Wo gibt es weite Felder, auf denen Vietnamesen Cannabis für den deutschen Endverbraucher ernten? In Sachsen. Bisher ist das allerdings ein Einzelfall – in Großbritannien und Kanada ist der großflächige Eigenanbau schon weiter

BERLIN taz ■ Drogen kommen nicht nur aus Afghanistan oder Kolumbien, sondern auch aus den entvölkerten Regionen Ostdeutschlands. Riesige Cannabisplantagen wachsen in Sachsen. Darauf gestoßen ist die österreichische Polizei.

Mitte Februar hatten Linzer Beamte einer Bande von Drogenbauern das Handwerk gelegt. Zwei Österreicher vietnamesischer Herkunft und zehn Vietnamesen hatte nach Angaben der oberösterreichischen Polizei mehrere hundert Kilo Cannabispflanzen in Bauerngehöften, Wochenendhäusern und Lagerhallen indoor angebaut. Es ging um großflächige Plantagen unter Klima- und Beregnungsanlagen. Nach Überzeugung der Polizei betreibt dieselbe Bande auch in Sachsen und Tschechien Cannabisplantagen. Die Staatsanwaltschaft in Leipzig ermittelt.

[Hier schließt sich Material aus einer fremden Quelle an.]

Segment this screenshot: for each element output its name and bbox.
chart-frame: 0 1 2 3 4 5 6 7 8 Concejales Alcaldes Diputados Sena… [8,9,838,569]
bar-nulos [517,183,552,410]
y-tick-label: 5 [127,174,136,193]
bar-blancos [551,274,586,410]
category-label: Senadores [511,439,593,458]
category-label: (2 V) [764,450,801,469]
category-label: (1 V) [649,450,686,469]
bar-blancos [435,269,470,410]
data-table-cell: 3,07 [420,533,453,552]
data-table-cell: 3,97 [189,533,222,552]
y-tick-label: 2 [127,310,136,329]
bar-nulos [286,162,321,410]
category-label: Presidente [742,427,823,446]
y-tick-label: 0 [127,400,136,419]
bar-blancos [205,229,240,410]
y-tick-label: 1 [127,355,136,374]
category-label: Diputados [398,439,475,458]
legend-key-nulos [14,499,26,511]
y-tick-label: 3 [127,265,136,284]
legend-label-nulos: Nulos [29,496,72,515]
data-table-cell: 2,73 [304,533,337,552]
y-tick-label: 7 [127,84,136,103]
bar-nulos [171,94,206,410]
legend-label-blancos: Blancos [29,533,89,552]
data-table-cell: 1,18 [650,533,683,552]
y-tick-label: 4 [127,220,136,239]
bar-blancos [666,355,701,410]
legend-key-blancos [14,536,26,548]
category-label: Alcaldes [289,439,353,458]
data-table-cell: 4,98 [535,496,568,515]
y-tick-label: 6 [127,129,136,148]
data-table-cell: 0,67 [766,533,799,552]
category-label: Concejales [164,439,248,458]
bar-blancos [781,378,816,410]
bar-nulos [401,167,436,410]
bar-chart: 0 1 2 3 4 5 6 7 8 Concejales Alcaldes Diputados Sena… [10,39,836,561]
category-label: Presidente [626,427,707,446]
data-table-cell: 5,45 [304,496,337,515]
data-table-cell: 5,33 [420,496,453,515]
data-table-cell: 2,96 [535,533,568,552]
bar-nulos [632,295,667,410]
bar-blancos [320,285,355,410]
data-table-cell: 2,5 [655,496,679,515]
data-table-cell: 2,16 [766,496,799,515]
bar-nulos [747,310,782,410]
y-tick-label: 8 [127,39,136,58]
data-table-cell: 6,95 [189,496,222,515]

Staatsanwalt Ricardo Schulz bestätigt „ein Ermittlungsverfahren gegen fünf Tatverdächtige, darunter vier Vietnamesen und ein Deutscher“, die gemeinsam im großen Umfang Betäubungsmittel angebaut und vertrieben haben sollen.

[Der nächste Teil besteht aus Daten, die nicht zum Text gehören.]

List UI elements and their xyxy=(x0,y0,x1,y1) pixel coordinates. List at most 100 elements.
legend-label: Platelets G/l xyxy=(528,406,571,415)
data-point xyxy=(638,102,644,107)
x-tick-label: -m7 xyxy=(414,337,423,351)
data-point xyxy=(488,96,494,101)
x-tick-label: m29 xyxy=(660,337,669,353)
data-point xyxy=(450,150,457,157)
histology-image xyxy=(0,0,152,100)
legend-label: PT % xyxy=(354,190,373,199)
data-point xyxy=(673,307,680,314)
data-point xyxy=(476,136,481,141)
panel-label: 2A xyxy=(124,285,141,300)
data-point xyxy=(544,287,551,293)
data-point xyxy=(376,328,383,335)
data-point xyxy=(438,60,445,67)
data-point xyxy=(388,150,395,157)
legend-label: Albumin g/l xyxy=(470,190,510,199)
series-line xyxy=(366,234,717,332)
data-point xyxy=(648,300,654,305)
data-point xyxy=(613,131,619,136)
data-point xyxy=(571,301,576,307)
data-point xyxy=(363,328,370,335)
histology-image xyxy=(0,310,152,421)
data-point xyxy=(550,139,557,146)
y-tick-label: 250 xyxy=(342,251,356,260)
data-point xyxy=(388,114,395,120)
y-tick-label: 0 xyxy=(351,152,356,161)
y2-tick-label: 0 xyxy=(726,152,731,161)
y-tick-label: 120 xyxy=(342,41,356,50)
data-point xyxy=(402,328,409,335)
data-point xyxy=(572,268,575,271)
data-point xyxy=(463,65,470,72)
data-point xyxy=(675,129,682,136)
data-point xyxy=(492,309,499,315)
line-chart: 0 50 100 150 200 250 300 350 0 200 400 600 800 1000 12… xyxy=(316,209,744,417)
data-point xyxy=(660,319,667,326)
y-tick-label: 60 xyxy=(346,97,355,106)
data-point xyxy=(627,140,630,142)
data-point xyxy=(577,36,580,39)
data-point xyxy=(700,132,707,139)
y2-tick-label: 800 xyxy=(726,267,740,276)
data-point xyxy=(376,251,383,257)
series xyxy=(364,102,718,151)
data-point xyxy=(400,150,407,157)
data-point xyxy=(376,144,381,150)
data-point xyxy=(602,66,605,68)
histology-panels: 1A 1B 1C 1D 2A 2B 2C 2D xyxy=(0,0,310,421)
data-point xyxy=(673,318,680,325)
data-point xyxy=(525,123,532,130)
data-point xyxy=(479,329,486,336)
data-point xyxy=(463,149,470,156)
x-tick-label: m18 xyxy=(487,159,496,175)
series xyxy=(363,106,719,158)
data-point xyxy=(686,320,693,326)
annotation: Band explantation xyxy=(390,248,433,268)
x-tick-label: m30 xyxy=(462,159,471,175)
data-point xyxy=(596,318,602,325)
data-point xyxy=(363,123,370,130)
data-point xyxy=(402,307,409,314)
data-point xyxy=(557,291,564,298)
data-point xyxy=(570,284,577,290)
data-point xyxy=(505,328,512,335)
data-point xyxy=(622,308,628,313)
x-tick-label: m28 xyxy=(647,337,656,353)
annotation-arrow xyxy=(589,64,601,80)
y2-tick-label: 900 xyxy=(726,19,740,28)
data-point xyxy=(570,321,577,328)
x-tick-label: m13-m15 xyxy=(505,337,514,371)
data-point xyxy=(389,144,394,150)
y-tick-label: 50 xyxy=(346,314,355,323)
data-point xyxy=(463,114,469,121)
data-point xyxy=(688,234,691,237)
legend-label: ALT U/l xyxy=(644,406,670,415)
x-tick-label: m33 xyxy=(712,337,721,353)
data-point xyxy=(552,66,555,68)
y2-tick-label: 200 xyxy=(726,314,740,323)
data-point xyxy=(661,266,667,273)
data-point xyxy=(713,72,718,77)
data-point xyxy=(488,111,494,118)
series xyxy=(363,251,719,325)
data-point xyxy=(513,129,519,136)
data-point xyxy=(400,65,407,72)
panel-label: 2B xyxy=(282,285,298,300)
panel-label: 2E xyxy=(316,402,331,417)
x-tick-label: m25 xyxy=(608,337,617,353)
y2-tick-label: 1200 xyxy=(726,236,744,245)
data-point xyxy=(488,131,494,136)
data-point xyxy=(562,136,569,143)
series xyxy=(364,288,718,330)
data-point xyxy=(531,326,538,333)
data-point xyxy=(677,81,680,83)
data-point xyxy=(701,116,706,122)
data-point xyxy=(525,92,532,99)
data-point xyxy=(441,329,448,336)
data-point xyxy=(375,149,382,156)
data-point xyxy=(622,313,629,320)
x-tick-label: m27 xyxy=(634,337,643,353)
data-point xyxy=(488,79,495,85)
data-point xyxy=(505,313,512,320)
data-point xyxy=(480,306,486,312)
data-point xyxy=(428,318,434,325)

Vor einem Jahr hatten Vietnamesen in Westsachsen ein leerstehende Gehöft angemietet. Das ehemalige Wohnhaus war in eine riesige Haschischfarm umgebaut worden. Auf zwei Etagen waren die Räume mit Folie ausgelegt worden. Klimaanlagen und UV-Strahler sorgten für die nötige Wärme. Als die Polizei kam, erntete sie 1.000 Hanfpflanzen und nahm eine größere Menge bereits geernteten Hanfes mit. Der Marktwert der Drogen soll bei 400.000 Euro gelegen haben.

„Die drei tatverdächtigen Männer befinden sich nicht in Untersuchungshaft. Wir konnten ihnen lediglich nachweisen, dass sie zum Zeitpunkt des polizeilichen Zugriffs auf dem Hof waren“, sagt Staatsanwalt Ricardo Schulz. „Die Ermittlungen gegen sie und zwei weitere Beschuldigte dauern jedoch an. Dabei gab es Hinweise auf Verbindungen ins Ausland, auch nach Österreich.“

Im sächsischen Landeskriminalamt weiß man zudem von Kontakten vietnamesischer Drogenbauern aus Tschechien nach Sachsen. „Dem gehen wir derzeit nach“, sagt Tom Jährig vom LKA in Dresden.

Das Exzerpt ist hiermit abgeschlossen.